In the wake of post-tropical storm Fiona and the massive job of rebuilding homes, roads and other infrastructure, employment increased by 4,300 jobs, or 5.3 per cent, on Prince Edward Island in October, more than offsetting a September decline. The province’s unemployment rate declined by 2.9 percentage points to 5.4 per cent.

PEI, Manitoba, Newfoundland And Saskatchewan All Saw Jobs Growth

Newfoundland and Labrador also added 3,300 jobs in October. Employment in Saskatchewan was up by 6,100 jobs and Manitoba added another 4,600.

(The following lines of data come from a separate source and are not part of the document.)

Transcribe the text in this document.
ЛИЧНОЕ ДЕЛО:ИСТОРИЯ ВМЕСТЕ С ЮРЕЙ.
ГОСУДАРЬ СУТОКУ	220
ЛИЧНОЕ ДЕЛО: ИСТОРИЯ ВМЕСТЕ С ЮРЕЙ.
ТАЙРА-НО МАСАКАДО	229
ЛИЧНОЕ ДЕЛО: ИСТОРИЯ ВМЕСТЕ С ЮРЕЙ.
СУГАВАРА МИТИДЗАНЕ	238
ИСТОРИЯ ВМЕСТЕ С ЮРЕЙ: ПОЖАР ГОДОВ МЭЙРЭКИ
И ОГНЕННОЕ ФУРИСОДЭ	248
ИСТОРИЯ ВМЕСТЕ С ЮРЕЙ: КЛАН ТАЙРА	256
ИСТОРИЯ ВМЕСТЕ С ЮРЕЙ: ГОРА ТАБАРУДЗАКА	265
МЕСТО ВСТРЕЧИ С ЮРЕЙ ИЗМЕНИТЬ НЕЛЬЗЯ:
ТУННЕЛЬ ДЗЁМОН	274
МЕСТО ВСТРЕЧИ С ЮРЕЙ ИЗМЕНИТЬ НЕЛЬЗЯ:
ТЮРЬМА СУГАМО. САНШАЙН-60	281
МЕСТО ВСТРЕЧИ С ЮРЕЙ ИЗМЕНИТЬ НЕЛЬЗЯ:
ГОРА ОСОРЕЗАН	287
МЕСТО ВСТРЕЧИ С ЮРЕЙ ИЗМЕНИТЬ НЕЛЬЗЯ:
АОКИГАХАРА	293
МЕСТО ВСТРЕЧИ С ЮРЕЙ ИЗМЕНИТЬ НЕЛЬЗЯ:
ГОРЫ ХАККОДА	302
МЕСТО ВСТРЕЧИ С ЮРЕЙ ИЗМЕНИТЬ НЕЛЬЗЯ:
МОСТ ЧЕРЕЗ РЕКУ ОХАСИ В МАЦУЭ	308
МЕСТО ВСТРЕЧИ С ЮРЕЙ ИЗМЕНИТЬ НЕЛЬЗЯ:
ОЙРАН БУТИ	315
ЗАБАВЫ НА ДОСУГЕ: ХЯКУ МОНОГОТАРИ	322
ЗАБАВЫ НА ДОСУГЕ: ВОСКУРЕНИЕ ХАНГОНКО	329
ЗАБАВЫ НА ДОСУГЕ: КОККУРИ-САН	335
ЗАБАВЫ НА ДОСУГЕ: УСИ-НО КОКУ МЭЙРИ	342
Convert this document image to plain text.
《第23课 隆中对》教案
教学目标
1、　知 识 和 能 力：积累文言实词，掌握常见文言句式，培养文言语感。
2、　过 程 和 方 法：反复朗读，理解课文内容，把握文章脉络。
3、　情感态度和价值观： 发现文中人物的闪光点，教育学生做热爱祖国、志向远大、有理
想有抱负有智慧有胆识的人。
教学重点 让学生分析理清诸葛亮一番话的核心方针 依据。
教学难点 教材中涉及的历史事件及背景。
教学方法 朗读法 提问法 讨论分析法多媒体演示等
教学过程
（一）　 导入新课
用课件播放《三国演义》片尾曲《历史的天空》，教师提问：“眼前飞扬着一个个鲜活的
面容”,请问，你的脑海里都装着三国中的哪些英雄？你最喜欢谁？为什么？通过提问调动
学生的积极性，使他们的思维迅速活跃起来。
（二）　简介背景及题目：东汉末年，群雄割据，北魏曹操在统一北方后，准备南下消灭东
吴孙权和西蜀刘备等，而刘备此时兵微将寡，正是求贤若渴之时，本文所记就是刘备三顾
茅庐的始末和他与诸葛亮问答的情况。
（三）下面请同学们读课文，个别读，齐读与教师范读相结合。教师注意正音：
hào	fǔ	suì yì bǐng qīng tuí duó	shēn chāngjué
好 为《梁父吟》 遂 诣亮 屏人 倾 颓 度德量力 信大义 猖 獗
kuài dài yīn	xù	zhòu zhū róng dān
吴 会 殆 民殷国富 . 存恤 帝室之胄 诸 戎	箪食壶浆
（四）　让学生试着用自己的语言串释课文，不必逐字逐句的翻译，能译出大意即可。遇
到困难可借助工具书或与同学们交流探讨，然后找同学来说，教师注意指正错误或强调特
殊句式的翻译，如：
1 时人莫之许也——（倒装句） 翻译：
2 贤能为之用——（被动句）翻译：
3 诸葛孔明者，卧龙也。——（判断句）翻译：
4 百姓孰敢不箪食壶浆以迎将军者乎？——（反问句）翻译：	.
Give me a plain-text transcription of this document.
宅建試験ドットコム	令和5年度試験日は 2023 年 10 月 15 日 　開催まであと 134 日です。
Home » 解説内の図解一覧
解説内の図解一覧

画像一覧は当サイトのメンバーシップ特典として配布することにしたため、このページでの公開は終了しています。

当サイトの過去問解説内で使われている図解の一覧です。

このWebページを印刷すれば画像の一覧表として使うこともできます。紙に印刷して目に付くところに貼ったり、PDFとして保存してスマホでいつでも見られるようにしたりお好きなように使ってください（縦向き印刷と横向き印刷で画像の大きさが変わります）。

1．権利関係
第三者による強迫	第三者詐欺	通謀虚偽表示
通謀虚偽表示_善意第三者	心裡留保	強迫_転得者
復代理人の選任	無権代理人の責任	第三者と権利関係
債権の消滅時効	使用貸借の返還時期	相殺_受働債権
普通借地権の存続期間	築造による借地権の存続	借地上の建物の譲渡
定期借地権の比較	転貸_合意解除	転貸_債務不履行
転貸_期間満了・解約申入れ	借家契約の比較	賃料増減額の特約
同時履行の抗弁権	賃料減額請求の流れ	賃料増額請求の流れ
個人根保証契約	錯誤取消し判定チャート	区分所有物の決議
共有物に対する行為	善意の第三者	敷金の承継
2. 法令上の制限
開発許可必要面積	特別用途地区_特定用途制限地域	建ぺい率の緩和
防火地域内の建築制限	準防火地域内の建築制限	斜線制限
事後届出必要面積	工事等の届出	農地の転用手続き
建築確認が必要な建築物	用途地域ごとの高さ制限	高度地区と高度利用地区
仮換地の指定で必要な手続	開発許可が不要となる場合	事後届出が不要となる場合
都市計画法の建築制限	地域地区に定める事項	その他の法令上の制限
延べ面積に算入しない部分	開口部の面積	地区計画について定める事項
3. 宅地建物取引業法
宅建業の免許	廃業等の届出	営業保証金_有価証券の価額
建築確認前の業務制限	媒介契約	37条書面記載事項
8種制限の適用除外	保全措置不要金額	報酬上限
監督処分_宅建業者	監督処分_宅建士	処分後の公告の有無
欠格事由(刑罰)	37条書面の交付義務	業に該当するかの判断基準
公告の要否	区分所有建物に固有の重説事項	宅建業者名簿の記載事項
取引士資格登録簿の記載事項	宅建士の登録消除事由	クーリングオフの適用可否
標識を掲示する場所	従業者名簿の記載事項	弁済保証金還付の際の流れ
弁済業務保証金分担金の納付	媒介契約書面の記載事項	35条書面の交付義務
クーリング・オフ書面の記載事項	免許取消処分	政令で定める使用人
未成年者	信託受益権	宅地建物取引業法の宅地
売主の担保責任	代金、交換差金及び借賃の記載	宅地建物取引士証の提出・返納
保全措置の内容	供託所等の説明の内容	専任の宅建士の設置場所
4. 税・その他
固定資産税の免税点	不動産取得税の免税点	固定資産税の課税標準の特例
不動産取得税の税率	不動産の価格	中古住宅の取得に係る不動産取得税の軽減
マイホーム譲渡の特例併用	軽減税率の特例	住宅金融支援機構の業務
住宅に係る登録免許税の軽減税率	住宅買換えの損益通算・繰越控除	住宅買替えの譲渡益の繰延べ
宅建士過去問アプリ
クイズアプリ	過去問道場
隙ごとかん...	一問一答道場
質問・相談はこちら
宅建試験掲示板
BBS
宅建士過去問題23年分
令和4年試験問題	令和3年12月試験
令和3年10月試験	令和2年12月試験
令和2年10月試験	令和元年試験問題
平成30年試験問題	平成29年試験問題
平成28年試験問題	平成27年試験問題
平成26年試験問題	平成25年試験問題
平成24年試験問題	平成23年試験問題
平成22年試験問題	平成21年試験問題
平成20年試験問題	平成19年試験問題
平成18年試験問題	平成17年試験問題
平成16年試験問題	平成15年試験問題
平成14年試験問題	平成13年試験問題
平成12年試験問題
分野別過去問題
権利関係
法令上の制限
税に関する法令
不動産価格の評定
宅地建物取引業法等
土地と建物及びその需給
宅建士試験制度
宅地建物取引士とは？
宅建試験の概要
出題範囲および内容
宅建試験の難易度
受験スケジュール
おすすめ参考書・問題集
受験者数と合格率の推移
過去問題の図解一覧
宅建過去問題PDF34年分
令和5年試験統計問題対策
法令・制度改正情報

Due to rising inflation in and severe labour shortages across the country, Canadian employers are sweetening the pot and upping wages in their bids to attract workers.  

“Year-over-year growth in the average hourly wages of employees remained above five per cent for a fifth consecutive month in October, rising 5.6 per cent, up $1.68 to $31.94, compared with October 2021,” notes Statistics Canada.

Canadian employers hoping to attract workers through economic immigration can recruit them through the Temporary Foreign Worker Program (TFWP) and the International Mobility Program (IMP).

The Global Talent Stream (GTS), a part of the TFWP, can under normal processing situations lead to the granting of Canadian work permits and the processing of visa applications within two weeks.

Employers can also bring in foreign nationals to fill available positions through the Express Entry system, which receives immigration applications online.

It powers the Federal Skilled Worker Program (FSW), Federal Skilled Trades Program (FST), and Canada Experience Class Program (CEC) which all draw from the Express Entry pool of candidates. Those with the required Comprehensive Ranking System (CRS) scores are then sent Invitations to Apply (ITAs) in regular draws.